Another example: grading vector drawings #

LLMs are still shaky at vector art — the SVG infographics in these posts took real iteration. A grader makes that iteration tractable. The dimensions, each 0–10:

  1. Subject match — recognizably the thing asked for; a "dog" that reads as a dog
  2. Legibility at size — clear at a glance and at thumbnail size, not a tangle of paths
  3. Composition — balanced and aligned; uses the canvas, nothing crammed or floating in dead space
  4. Palette — on-brand colors, enough contrast, not garish
  5. Text (if any) — labels fit and align; nothing clipped or overflowing its box
  6. Technical validity — valid SVG, renders the same across viewers, a sane path count

The gate — a hard cap. If it doesn’t render, or you can’t tell what it’s supposed to be, it’s capped low — nothing else matters.

The tell that this rubric works: scores track the squint test. Shrink the drawing to a thumbnail — a 9 still reads, a 3 turns to mush.

The same brief — "a house" — drawn three ways: a 3 with clashing colors, a crooked roof, and a floating door; a 6 that's recognizable but plain and slightly off; and a 9 that's clean, balanced, and on-brand.

The feedback loop is the real work #

A four-step cycle: score a batch, review where you disagree, refine the rubric and examples, re-score the same batch, and repeat until the grader's scores match your judgment.

  1. Grader scores a batch of outputs
  2. You review the scores — especially the ones you disagree with
  3. You refine the rubric and examples based on what the grader got wrong
  4. Re-run the grader on the same outputs
  5. Repeat until the grader’s scores match your judgment consistently

Expect 5-10 iterations before a grader is useful. The rubric and examples are living documents. Update them as you learn what "good" actually means for your use case.
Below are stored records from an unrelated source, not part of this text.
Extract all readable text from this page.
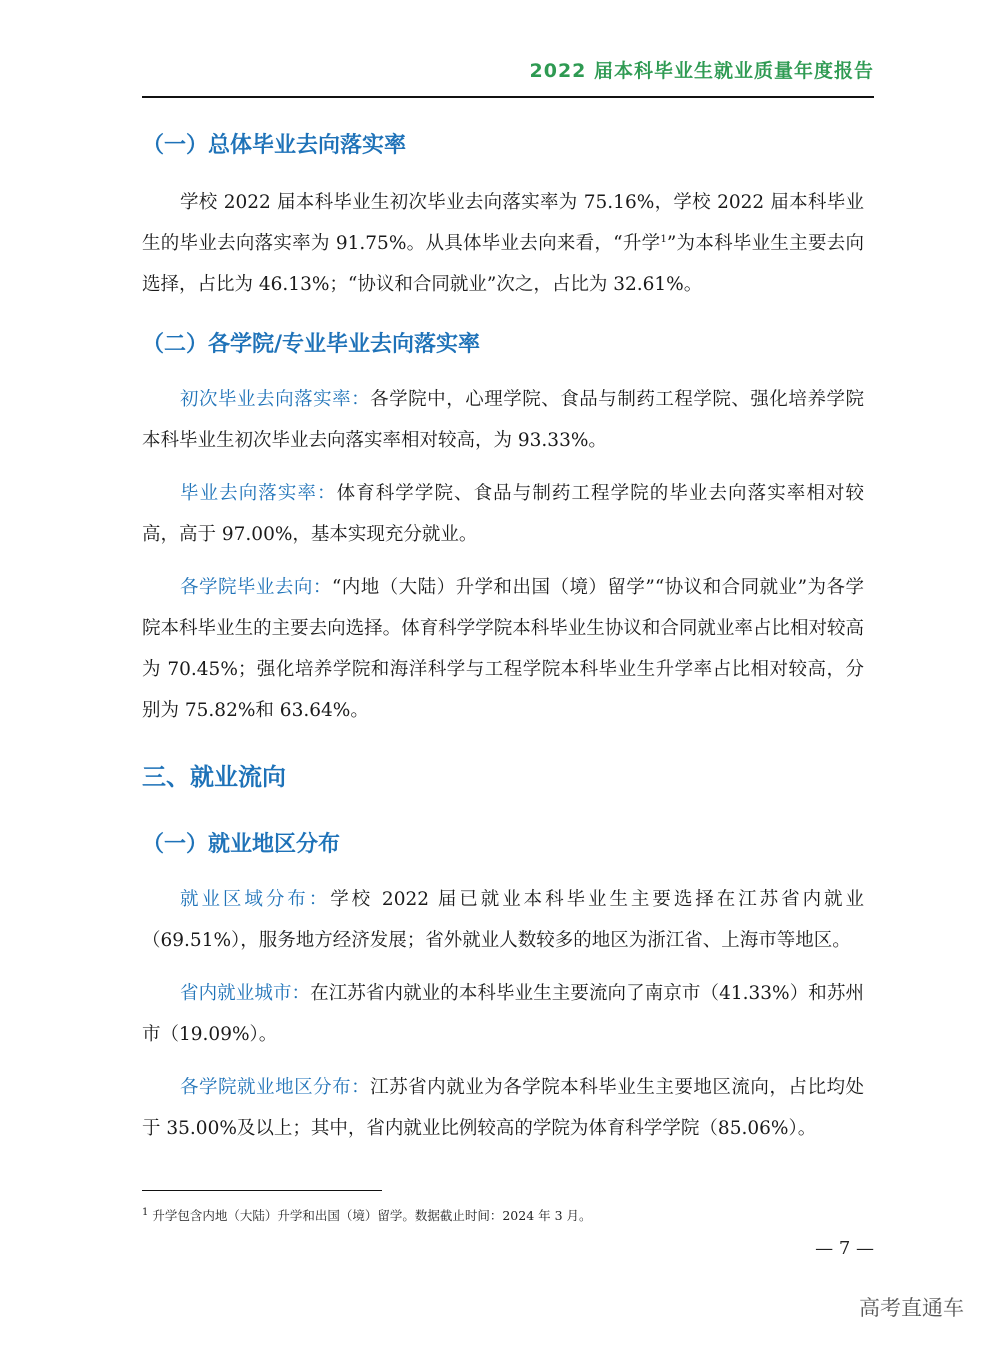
2022 届本科毕业生就业质量年度报告
（一）总体毕业去向落实率

学校 2022 届本科毕业生初次毕业去向落实率为 75.16%，学校 2022 届本科毕业生的毕业去向落实率为 91.75%。从具体毕业去向来看，“升学$^1$”为本科毕业生主要去向选择，占比为 46.13%；“协议和合同就业”次之，占比为 32.61%。

（二）各学院/专业毕业去向落实率

初次毕业去向落实率：各学院中，心理学院、食品与制药工程学院、强化培养学院本科毕业生初次毕业去向落实率相对较高，为 93.33%。

毕业去向落实率：体育科学学院、食品与制药工程学院的毕业去向落实率相对较高，高于 97.00%，基本实现充分就业。

各学院毕业去向：“内地（大陆）升学和出国（境）留学”“协议和合同就业”为各学院本科毕业生的主要去向选择。体育科学学院本科毕业生协议和合同就业率占比相对较高为 70.45%；强化培养学院和海洋科学与工程学院本科毕业生升学率占比相对较高，分别为 75.82%和 63.64%。

三、就业流向
（一）就业地区分布

就业区域分布：学校 2022 届已就业本科毕业生主要选择在江苏省内就业（69.51%），服务地方经济发展；省外就业人数较多的地区为浙江省、上海市等地区。

省内就业城市：在江苏省内就业的本科毕业生主要流向了南京市（41.33%）和苏州市（19.09%）。

各学院就业地区分布：江苏省内就业为各学院本科毕业生主要地区流向，占比均处于 35.00%及以上；其中，省内就业比例较高的学院为体育科学学院（85.06%）。

$^1$ 升学包含内地（大陆）升学和出国（境）留学。数据截止时间：2024 年 3 月。
— 7 —
高考直通车
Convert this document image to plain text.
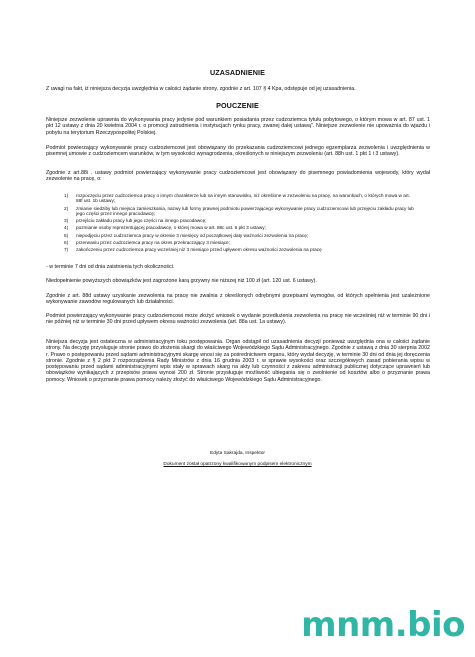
UZASADNIENIE
Z uwagi na fakt, iż niniejsza decyzja uwzględnia w całości żądanie strony, zgodnie z art. 107 § 4 Kpa, odstępuje od jej uzasadnienia.
POUCZENIE
Niniejsze zezwolenie uprawnia do wykonywania pracy jedynie pod warunkiem posiadania przez cudzoziemca tytułu pobytowego, o którym mowa w art. 87 ust. 1 pkt 12 ustawy z dnia 20 kwietnia 2004 r. o promocji zatrudnienia i instytucjach rynku pracy, zwanej dalej ustawą". Niniejsze zezwolenie nie upoważnia do wjazdu i pobytu na terytorium Rzeczypospolitej Polskiej.
Podmiot powierzający wykonywanie pracy cudzoziemcowi jest obowiązany do przekazania cudzoziemcowi jednego egzemplarza zezwolenia i uwzględnienia w pisemnej umowie z cudzoziemcem warunków, w tym wysokości wynagrodzenia, określonych w niniejszym zezwoleniu (art. 88h ust. 1 pkt 1 i 3 ustawy).
Zgodnie z art.88i . ustawy podmiot powierzający wykonywanie pracy cudzoziemcowi jest obowiązany do pisemnego powiadomienia wojewody, który wydał zezwolenie na pracę, o:
1) rozpoczęciu przez cudzoziemca pracy o innym charakterze lub na innym stanowisku, niż określone w zezwoleniu na pracę, na warunkach, o których mowa w art. 88f ust. 1b ustawy;
2) zmianie siedziby lub miejsca zamieszkania, nazwy lub formy prawnej podmiotu powierzającego wykonywanie pracy cudzoziemcowi lub przejęciu zakładu pracy lub jego części przez innego pracodawcę;
3) przejściu zakładu pracy lub jego części na innego pracodawcę;
4) pozmianie osoby reprezentującej pracodawcę, o której mowa w art. 88c ust. 6 pkt 3 ustawy;
5) niepodjęciu przez cudzoziemca pracy w okresie 3 miesięcy od początkowej daty ważności zezwolenia na pracę;
6) przerwaniu przez cudzoziemca pracy na okres przekraczający 3 miesiące;
7) zakończeniu przez cudzoziemca pracy wcześniej niż 3 miesiące przed upływem okresu ważności zezwolenia na pracę
- w terminie 7 dni od dnia zaistnienia tych okoliczności.
Niedopełnienie powyższych obowiązków jest zagrożone karą grzywny nie niższej niż 100 zł (art. 120 ust. 6 ustawy).
Zgodnie z art. 88d ustawy uzyskanie zezwolenia na pracę nie zwalnia z określonych odrębnymi przepisami wymogów, od których spełnienia jest uzależnione wykonywanie zawodów regulowanych lub działalności.
Podmiot powierzający wykonywanie pracy cudzoziemcowi może złożyć wniosek o wydanie przedłużenia zezwolenia na pracę nie wcześniej niż w terminie 90 dni i nie później niż w terminie 30 dni przed upływem okresu ważności zezwolenia (art. 88a ust. 1a ustawy).
Niniejsza decyzja jest ostateczna w administracyjnym toku postępowania. Organ odstąpił od uzasadnienia decyzji ponieważ uwzględnia ona w całości żądanie strony. Na decyzję przysługuje stronie prawo do złożenia skargi do właściwego Wojewódzkiego Sądu Administracyjnego. Zgodnie z ustawą z dnia 30 sierpnia 2002 r. Prawo o postępowaniu przed sądami administracyjnymi skargę wnosi się za pośrednictwem organu, który wydał decyzję, w terminie 30 dni od dnia jej doręczenia stronie. Zgodnie z § 2 pkt 2 rozporządzenia Rady Ministrów z dnia 16 grudnia 2003 r. w sprawie wysokości oraz szczegółowych zasad pobierania wpisu w postępowaniu przed sądami administracyjnymi wpis stały w sprawach skarg na akty lub czynności z zakresu administracji publicznej dotyczące uprawnień lub obowiązków wynikających z przepisów prawa wynosi 200 zł. Stronie przysługuje możliwość ubiegania się o zwolnienie od kosztów albo o przyznanie prawa pomocy. Wniosek o przyznanie prawa pomocy należy złożyć do właściwego Wojewódzkiego Sądu Administracyjnego.
Edyta Sakrajda, Inspektor
Dokument został opatrzony kwalifikowanym podpisem elektronicznym
mnm.bio
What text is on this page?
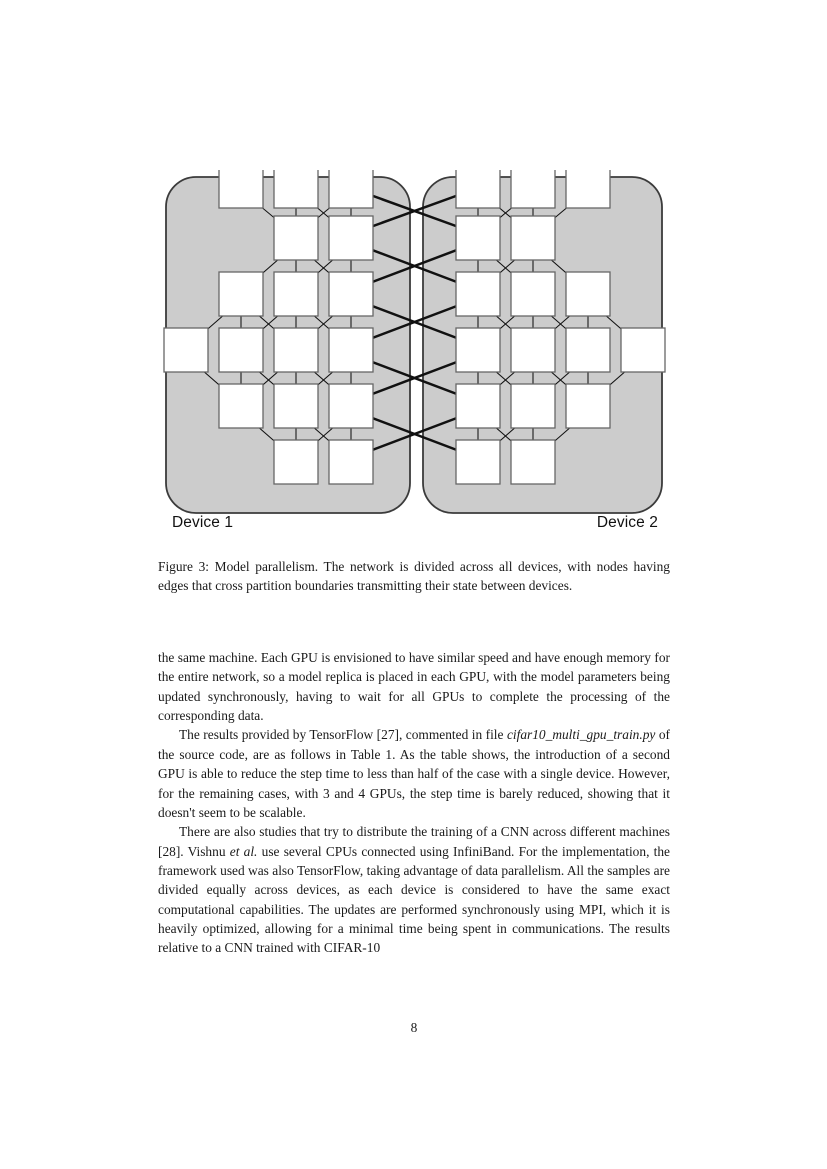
Device 1	Device 2
Figure 3: Model parallelism. The network is divided across all devices, with nodes having edges that cross partition boundaries transmitting their state between devices.

the same machine. Each GPU is envisioned to have similar speed and have enough memory for the entire network, so a model replica is placed in each GPU, with the model parameters being updated synchronously, having to wait for all GPUs to complete the processing of the corresponding data.

The results provided by TensorFlow [27], commented in file cifar10_multi_gpu_train.py of the source code, are as follows in Table 1. As the table shows, the introduction of a second GPU is able to reduce the step time to less than half of the case with a single device. However, for the remaining cases, with 3 and 4 GPUs, the step time is barely reduced, showing that it doesn't seem to be scalable.

There are also studies that try to distribute the training of a CNN across different machines [28]. Vishnu et al. use several CPUs connected using InfiniBand. For the implementation, the framework used was also TensorFlow, taking advantage of data parallelism. All the samples are divided equally across devices, as each device is considered to have the same exact computational capabilities. The updates are performed synchronously using MPI, which it is heavily optimized, allowing for a minimal time being spent in communications. The results relative to a CNN trained with CIFAR-10

8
When the underlying model changes (and it will — regularly), re-run your grader on a fixed set of outputs. Scores will drift.

Practice is the thing people skip #

Building a good grader requires you to deeply understand what you want. Most people skip this step and then wonder why their AI output is mediocre.


Footnotes #

  1. Known as "self-enhancement bias" in the LLM-as-judge literature. Models systematically rate their own output higher than output from other models. Position bias (preferring the first option in a comparison) is another well-documented issue. Using a different model or different prompting strategy for grading helps mitigate both.